Caterpillar's 2017 sales rose 18% year-on-year to $45.5 billion, with the December quarter's $12.9 billion comparing with $9.6 billion in the final quarter of 2016. The company said its 2017 full-year profit was $1.26 per share compared with a loss of 11c a share in 2016.
It is targeting 2018 profit per share in a range of $7.75 to $8.75. Excluding restructuring costs of about $400 million, adjusted profit per share is expected to be $8.25-9.25 a share.
Caterpillar said it was starting 2018 with "strong sales momentum resulting from strong order rates, lean dealer inventories and an increasing backlog".

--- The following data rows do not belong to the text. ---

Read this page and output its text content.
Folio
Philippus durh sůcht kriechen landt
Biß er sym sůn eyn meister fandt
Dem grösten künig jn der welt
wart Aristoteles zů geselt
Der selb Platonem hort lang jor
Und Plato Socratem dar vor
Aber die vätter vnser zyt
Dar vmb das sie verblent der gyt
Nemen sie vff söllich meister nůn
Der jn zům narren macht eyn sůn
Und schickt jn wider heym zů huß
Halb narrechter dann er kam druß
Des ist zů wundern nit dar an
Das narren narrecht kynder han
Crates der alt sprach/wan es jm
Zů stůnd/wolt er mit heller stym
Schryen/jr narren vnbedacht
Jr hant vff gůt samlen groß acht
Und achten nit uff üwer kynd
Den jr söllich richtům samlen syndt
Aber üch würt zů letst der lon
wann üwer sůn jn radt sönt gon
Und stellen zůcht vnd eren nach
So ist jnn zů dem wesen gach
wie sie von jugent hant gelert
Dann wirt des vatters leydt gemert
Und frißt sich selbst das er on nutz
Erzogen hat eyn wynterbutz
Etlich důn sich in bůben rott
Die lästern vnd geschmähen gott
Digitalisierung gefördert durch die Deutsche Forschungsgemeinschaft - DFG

There were "positive economic indicators across most of the world and in many of the company's end markets". The company was preparing its factories and suppliers to be ready for continued growth.
"After four challenging years, many key markets improved in 2017, and our global team delivered strong results," said Caterpillar CEO Jim Umpleby.
In an analyst briefing the company said most miners had returned to profitability and commodity prices were now generally above investment thresholds.
Mobile fleet utilisation levels were increasing, boosting demand for parts, and the global "parked fleet" was declining.
Mining capital expenditure levels were expected to continue to rebound.
"Caterpillar's results showed strength across the board in nearly every industry for the first time, which indicated coordinated and synchronised macroeconomic growth," William Blair & Co analyst Larry De Maria said in an interview.